Aún no se había puesto en marcha la teoría de la selección de las especies, mediante la cual nos situaría para siempre Darwin en el orden de los primates, por más que, al principio, el concepto de selección natural lo concibiera el propio científico como una ley de la naturaleza adaptativa en obediencia al proyecto de bondad de Dios. Pero todo indicaba que la duda acababa de instalarse entre nosotros. El golpe final a las creencias de la campesina, de la aristócrat­a y de Haydn se asestaría unas cuantas décadas más tarde de la mano de los maestros de la sospecha, como los llamó Paul Ricoeur: Marx, Nietzsche y Freud.

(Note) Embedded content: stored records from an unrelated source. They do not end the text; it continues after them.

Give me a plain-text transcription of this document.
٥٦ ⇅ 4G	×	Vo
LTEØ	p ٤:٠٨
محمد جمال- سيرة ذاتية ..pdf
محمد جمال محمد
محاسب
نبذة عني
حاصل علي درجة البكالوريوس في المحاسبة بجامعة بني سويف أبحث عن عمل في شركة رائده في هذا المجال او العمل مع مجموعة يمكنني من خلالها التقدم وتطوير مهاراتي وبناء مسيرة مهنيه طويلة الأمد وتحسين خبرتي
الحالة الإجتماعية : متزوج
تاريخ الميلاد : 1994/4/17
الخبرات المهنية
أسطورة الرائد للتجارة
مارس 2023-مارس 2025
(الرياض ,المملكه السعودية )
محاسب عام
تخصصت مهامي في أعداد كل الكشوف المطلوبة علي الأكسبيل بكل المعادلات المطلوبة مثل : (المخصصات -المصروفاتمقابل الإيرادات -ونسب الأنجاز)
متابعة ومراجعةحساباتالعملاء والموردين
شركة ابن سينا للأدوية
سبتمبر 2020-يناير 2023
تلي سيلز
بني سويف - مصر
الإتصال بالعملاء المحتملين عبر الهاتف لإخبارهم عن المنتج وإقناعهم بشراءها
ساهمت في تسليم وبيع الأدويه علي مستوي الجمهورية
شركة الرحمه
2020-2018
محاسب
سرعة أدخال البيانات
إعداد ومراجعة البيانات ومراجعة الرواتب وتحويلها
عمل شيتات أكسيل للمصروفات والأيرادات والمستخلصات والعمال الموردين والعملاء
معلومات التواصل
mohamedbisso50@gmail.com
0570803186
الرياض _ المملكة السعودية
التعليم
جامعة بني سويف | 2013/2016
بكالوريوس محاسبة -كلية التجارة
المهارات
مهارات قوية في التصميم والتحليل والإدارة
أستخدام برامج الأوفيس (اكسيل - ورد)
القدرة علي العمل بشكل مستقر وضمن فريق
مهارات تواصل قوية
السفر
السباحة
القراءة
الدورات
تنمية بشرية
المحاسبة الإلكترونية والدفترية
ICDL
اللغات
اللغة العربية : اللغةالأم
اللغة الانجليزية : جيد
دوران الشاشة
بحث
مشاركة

A partir de entonces, el vínculo entre lo humano y el espectácul­o del firmamento se quebró. Empezamos a vernos como meros tornillos en la máquina de producción, uniendo dos tuercas en tensión, el oprimido y el opresor, de la mano del primer maestro. O como amos de nosotros mismos, únicos dioses imaginable­s, de la mano del segundo. O como criaturas aferradas a la vida por la ley del placer, en las que la bondad y la compasión no son más que la prolongaci­ón de la satisfacci­ón de un animal sometido al poder de Eros, de la mano del tercero. En otras palabras, por fin estábamos como nacimos, magníficam­ente solos. Y así seguimos.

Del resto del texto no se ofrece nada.